Stando alla ricostruzione dei fatti, l’uomo – che nel sinistro ha rivestito il ruolo di parte lesa – era stato trasportato in ospedale, dove è stato sottoposto a esami clinici di routine. Tra questi anche un test tossicologico che ha rilevato la presenza di tracce di cannabis nel sangue. Su disposizione dell’autorità giudiziaria, sono state effettuate altre analisi specialistiche ma senza che emergesse alcuna condizione di alterazione psico-fisica riconducibile all’uso di droghe o alcol.

Il centauro ha impugnato il provvedimento prefettizio allegando una perizia medica che certifica l’assenza di effetti alteranti al momento dell’impatto. Il giudice, in attesa del pronunciamento della Consulta, ha accolto l’istanza cautelare e ordinato la restituzione provvisoria della patente.

Non è la prima volta che gli Ermellini sono chiamati a pronunciarsi su provvedimenti legati alla guida e alle sostanze psicotrope. In casi precedenti, la Corte costituzionale ha stabilito che la limitazione di diritti fondamentali, come la libertà di circolazione o il diritto al lavoro, deve basarsi su criteri oggettivi, proporzionati e strettamente necessari. Il nuovo decreto potrebbe essere considerato in contrasto con questi principi se non supportato da riscontri clinici concreti.

Come fare a riavere la patente

L’iter di recuperare della patente varia in base alla natura del provvedimento ricevuto. A fare la differenza sono l’autorità che ha disposto la misura e la gravità della violazione contestata.

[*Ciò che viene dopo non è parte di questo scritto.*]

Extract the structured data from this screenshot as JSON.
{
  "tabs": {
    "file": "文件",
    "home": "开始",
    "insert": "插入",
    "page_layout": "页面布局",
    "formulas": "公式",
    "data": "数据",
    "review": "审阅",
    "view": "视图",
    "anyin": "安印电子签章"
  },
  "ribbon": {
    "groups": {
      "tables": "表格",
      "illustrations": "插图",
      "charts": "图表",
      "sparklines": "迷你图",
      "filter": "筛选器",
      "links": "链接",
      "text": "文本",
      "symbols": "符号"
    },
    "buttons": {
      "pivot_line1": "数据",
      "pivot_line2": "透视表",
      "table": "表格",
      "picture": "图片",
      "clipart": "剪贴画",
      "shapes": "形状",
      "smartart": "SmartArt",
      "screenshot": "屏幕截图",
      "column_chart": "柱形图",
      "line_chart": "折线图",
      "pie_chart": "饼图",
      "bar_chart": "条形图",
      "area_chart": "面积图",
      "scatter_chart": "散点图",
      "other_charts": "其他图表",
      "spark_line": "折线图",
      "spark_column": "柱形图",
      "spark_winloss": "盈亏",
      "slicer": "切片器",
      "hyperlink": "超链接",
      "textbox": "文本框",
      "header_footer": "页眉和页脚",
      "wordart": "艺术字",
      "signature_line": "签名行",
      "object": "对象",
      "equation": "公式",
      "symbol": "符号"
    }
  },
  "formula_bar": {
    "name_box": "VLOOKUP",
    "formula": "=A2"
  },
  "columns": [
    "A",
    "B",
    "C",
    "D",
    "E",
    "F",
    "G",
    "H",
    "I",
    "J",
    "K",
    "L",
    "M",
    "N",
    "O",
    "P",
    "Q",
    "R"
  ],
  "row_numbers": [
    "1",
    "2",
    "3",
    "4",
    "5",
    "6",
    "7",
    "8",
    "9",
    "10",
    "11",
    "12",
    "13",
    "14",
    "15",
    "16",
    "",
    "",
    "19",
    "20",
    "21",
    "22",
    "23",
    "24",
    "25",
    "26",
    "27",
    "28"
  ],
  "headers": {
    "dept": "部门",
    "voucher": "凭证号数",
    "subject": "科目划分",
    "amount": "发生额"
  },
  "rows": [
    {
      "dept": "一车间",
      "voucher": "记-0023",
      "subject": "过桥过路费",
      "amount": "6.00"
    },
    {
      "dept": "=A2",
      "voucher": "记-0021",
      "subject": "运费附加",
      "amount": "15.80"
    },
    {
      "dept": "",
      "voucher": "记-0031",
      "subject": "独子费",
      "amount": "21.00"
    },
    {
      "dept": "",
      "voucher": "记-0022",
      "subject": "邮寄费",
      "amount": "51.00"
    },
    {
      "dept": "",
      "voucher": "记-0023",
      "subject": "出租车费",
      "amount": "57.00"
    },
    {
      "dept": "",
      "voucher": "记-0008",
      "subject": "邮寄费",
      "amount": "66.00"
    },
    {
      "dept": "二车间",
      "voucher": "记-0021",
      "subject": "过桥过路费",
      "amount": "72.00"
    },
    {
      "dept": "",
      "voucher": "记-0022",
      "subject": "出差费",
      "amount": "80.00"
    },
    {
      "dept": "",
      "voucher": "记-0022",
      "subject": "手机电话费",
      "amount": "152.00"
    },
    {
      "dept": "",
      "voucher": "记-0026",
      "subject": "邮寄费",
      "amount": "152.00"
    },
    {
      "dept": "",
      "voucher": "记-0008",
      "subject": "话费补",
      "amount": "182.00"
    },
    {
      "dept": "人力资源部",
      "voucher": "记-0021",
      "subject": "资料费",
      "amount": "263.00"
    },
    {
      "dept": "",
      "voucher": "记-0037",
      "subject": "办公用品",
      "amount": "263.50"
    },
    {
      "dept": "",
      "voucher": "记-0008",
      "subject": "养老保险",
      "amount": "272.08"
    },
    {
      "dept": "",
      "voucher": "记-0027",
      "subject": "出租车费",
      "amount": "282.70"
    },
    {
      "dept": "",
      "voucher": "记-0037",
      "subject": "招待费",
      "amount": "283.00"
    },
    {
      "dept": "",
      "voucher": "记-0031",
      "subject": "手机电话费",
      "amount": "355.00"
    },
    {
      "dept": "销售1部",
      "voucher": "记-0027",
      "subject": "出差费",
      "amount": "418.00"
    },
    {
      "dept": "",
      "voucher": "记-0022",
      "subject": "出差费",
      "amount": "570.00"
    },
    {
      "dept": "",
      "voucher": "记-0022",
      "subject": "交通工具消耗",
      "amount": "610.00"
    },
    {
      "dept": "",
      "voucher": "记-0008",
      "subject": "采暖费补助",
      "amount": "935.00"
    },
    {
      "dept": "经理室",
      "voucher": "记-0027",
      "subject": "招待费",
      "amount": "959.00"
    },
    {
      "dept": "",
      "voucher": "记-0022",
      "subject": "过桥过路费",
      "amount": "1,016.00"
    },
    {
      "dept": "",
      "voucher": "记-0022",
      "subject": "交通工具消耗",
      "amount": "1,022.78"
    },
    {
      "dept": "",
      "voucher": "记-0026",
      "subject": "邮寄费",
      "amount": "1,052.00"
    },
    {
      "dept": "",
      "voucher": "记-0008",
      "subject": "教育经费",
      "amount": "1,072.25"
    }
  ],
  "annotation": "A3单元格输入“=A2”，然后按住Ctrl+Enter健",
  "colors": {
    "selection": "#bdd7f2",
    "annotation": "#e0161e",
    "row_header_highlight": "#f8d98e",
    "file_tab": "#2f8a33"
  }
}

Il ritiro immediato della patente è un sequestro fisico del documento. Può durare pochi giorni o alcune settimane: ad esempio, si parla di una sospensione di 30 giorni nei casi previsti dall’articolo 75 del Testo Unico sugli stupefacenti se si è trovati alla guida con disponibilità di un veicolo; oppure di una durata massima di 10 giorni nel caso dell’articolo 187 del Codice della Strada, in attesa dell’esito degli esami tossicologici. In

Ben diversa è la sospensione della patente, che può essere disposta dal Prefetto o dal giudice, a seconda della fattispecie, e comporta l’interdizione temporanea alla guida. Il documento rimane valido, ma non può essere utilizzato per circolare. La durata varia in base alla violazione: da uno a 12 mesi nei casi legati all’articolo 75 del Testo Unico sulle sostanze stupefacenti; da uno a due anni se il provvedimento rientra nell’ambito dell’articolo 187, relativo alla guida sotto l’effetto di droghe. In alcuni casi – come la perdita temporanea dei requisiti psicofisici – la sospensione può diventare a tempo indeterminato.

Un’altra misura è la revisione della patente che non equivale a una sanzione, ma è un obbligo da parte della Motorizzazione Civile o del Prefetto. Viene disposta per verificare se il conducente possieda ancora i requisiti psicofisici o tecnici per poter guidare in sicurezza. Può riguardare una nuova visita medica, ma anche un esame teorico e pratico, nei casi in cui siano emersi dubbi sulle capacità di guida.

La revoca della patente è la misura più severa contemplata dal nostro ordinamento. In questo caso, il titolo di guida viene annullato in maniera definitiva e per poter tornare a circolare è necessario attendere un periodo minimo stabilito dalla legge per poi ripetere il percorso d’esame, esattamente come un nuovo candidato.